Core Concepts
A novel numerical algorithm is proposed for computing α-dissipative solutions of the Hunter-Saxton equation, where α belongs to W^{1,∞}(R, [0,1)). The method combines a projection operator with a generalized method of characteristics and an iteration scheme to handle the unknown energy loss at wave breaking occurrences.
Abstract
The content presents a new numerical algorithm for computing α-dissipative solutions of the Hunter-Saxton (HS) equation. The HS equation is known to develop singularities in finite time, leading to a loss of uniqueness for weak solutions. To properly describe the solution and its energy, a finite, nonnegative Radon measure is introduced.
The proposed algorithm extends a previous method from the authors, which was limited to constant α. The key challenges addressed here are:
The amount of energy to be removed at wave breaking occurrences cannot be computed a priori, as it depends on the spatial location of the wave breaking. An iteration scheme is introduced to approximate this energy loss.

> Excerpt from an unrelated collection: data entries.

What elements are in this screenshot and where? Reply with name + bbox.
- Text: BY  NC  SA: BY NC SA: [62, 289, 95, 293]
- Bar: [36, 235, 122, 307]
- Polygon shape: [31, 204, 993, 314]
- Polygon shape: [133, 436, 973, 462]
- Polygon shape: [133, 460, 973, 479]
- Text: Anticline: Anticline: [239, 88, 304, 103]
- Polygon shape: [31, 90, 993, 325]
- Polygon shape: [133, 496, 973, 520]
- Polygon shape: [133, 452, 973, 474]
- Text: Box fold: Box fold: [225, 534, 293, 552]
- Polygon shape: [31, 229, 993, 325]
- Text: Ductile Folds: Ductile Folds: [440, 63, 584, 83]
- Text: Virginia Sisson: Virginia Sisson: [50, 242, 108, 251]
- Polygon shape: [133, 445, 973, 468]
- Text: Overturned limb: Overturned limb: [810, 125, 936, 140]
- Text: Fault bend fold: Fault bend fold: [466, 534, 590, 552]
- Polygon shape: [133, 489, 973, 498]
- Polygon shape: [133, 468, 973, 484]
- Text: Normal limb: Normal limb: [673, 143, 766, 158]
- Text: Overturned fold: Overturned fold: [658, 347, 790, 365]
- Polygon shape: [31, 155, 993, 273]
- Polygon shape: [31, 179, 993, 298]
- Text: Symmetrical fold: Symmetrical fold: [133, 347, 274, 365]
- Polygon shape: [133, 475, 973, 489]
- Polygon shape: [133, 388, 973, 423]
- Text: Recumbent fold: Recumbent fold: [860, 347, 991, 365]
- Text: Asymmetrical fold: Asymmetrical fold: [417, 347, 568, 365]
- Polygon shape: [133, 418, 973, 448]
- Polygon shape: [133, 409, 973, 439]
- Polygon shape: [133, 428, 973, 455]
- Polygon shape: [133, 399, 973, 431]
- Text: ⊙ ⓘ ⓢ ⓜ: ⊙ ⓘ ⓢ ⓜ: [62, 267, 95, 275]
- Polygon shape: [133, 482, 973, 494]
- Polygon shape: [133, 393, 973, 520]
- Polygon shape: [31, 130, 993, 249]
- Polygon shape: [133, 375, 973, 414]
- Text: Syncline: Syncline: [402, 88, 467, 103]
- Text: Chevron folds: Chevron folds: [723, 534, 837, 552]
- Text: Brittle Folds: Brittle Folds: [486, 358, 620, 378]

The possibility of accumulating wave breaking times is handled by extracting a finite sequence of breaking times that acts as a non-uniform temporal discretization. This reduces the computational complexity compared to repeatedly computing the particle trajectories at nearly identical wave breaking times.
The numerical implementation details are provided, including the projection operator, the computation of the wave breaking function, and the time evolution via the iteration scheme. Convergence of the numerical solution in C([0,T], L^∞(R)) for any finite T ≥ 0 is also established.